Bertorelli looked horrified. Shocked to the core. But in spite of his lawyer’s intervention, he answered the question.
‘Of course I have,’ he said again, and once more started to weep hysterically.
Vogel was not convinced. Could Bertorelli be the oldest virgin in town? Was that one of his secrets? And, if so, how relevant was it? Had the man grown to hate women because he’d never had a woman of his own, never had an intimate relationship? Was that what had led him to kill? But why Marlena?
There could be no doubt that Marlena had invited her killer into her home. And she’d been drinking champagne with him, or her; champagne which the murderous visitor almost certainly brought along as a gift. A fatal gift.
Forensics had reported that substantial traces of gamma hydroxybutyrate had been found in Marlena’s almost empty glass at the crime scene. GHB is a central nervous system depressant, not unlike the more common date rape drug Rohypnol, but it comes in a clear liquid form, thus making its presence in a translucent drink like champagne less detectable, in spite of its slightly salty taste.
Alfonso Bertorelli was not a big man. Vogel considered that he would not be a particularly strong man. But a dose of GHB would render a much younger and fitter woman than Marlena incapable of resisting assault. She would have been unable to do much more than watch as unspeakable atrocities were committe
d on her, until, mercifully, her life finally ebbed away . . .
Vogel realized that he had drifted off. He turned his attention back to the present, and to the man sitting opposite him, who had started to weep again.
Alfonso had no verifiable alibi for the approximate time, or for any time after 11.30 a.m. on the day Marlena had met such a vicious and violent death. The team had been unable to confirm that he had visited a public house, and even if it were to be proved that he’d been drinking in a pub he may well still have had time to murder Marleen McTavish. He may not have been as drunk as he’d suggested, or indeed, not drunk at all.

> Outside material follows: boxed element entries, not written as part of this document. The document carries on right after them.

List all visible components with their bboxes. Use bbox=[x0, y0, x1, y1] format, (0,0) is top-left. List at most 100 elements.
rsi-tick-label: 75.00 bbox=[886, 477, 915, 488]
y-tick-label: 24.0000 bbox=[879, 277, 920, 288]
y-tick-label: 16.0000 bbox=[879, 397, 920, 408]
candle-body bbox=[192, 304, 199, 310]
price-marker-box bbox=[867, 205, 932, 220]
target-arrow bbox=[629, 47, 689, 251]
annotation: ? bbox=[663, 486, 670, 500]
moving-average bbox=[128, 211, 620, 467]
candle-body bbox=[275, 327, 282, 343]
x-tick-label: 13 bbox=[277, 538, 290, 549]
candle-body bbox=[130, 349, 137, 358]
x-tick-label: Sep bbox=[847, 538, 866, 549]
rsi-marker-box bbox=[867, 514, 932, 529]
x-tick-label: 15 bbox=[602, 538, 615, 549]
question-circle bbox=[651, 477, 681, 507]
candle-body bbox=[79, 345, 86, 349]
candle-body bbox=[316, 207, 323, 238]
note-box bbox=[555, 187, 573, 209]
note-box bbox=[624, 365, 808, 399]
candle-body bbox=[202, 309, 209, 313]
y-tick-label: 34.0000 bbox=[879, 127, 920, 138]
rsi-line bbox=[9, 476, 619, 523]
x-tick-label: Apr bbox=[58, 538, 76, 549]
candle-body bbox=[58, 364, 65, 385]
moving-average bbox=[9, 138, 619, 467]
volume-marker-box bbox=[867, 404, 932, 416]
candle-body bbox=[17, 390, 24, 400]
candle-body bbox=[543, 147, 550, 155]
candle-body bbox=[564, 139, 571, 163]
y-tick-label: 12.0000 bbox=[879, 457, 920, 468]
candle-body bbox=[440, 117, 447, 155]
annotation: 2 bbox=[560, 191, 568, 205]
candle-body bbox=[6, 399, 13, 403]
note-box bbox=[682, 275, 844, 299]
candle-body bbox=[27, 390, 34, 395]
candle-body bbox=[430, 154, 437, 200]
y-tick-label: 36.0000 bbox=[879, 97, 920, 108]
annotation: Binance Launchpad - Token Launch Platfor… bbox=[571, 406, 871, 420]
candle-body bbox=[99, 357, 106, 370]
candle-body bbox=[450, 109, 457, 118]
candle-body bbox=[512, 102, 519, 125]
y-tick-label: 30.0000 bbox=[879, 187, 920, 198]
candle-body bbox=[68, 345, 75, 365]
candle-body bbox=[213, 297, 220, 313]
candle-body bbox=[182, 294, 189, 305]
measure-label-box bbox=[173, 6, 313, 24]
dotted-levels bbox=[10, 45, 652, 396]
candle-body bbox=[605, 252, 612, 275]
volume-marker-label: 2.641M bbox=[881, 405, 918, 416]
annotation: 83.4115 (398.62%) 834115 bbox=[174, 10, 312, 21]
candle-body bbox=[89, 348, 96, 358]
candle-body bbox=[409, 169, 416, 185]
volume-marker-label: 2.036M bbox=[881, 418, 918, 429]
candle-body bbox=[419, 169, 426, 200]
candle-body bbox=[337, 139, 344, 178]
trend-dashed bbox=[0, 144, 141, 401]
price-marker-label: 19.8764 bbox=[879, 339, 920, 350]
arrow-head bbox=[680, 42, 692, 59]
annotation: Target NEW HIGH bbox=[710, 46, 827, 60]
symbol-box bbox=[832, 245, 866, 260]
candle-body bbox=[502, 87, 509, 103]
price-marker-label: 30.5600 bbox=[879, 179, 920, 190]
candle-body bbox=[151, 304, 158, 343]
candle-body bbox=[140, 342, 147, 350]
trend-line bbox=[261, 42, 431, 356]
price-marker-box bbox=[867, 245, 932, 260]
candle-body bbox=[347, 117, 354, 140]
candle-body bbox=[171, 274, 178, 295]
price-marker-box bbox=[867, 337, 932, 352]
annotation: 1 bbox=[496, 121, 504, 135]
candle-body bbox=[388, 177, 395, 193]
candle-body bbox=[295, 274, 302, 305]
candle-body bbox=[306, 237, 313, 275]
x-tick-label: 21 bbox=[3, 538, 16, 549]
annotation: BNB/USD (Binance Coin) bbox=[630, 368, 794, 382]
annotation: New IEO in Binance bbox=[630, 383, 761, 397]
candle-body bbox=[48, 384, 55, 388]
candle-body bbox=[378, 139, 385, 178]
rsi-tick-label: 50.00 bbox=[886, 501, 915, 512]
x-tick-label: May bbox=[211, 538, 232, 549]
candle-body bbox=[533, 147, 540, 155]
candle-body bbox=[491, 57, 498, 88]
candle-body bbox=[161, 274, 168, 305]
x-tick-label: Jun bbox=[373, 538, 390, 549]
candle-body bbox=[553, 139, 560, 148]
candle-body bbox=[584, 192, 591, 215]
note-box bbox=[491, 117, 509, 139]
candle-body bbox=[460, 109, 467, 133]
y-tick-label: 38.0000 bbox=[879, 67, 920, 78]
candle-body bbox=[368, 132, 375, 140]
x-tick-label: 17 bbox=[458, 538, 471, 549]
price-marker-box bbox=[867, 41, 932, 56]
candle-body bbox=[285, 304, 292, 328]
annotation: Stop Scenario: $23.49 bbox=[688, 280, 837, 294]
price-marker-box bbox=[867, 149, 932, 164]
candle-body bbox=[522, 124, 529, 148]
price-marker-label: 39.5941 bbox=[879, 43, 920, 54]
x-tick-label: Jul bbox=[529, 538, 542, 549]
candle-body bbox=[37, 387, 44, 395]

The evidence against Bertorelli in connection with this and the other incidents seemed to be growing day by day. Vogel might still think some of it a little too neat, a bit too convenient, but if someone was framing Alfonso Bertorelli then they were making an extremely good fist of it.
And Bertorelli, who’d lived in London or thereabouts all his life and might well have been staying in King’s Cross with his nan at the time of the two murders there fifteen years earlier, really wasn’t helping himself. He just kept repeating that he had no idea where he’d been during the period when Marlena was killed.
Vogel could no longer prevent the inevitable. DCI Nobby Clarke was very different to his previous boss, DI Tom Forest. She did not bluster. It was hard to imagine that she would ever rush proceedings or cut corners in order to obtain a conviction that might later prove to be unsafe. Clarke was thoughtful and highly intelligent. It was no accident that she was the golden girl of the Homicide and Serious Crime Squad. But she had, understandably, started to push Vogel. The evidence against Bertorelli was substantial and further forensic reports were likely to add more weight. Indeed, Vogel could not even explain to himself why he was still reluctant to charge the man. Ultimately, Clarke told Vogel she could see no reason for further delay. Unless Vogel could come up with a damned good reason why not, she wanted Bertorelli charged.
Wearily Vogel got to his feet and looked down at the quivering wreck of a man before him. A man for whom, whatever the outcome of the chain of events Vogel was about to put into motion, life would never be the same again.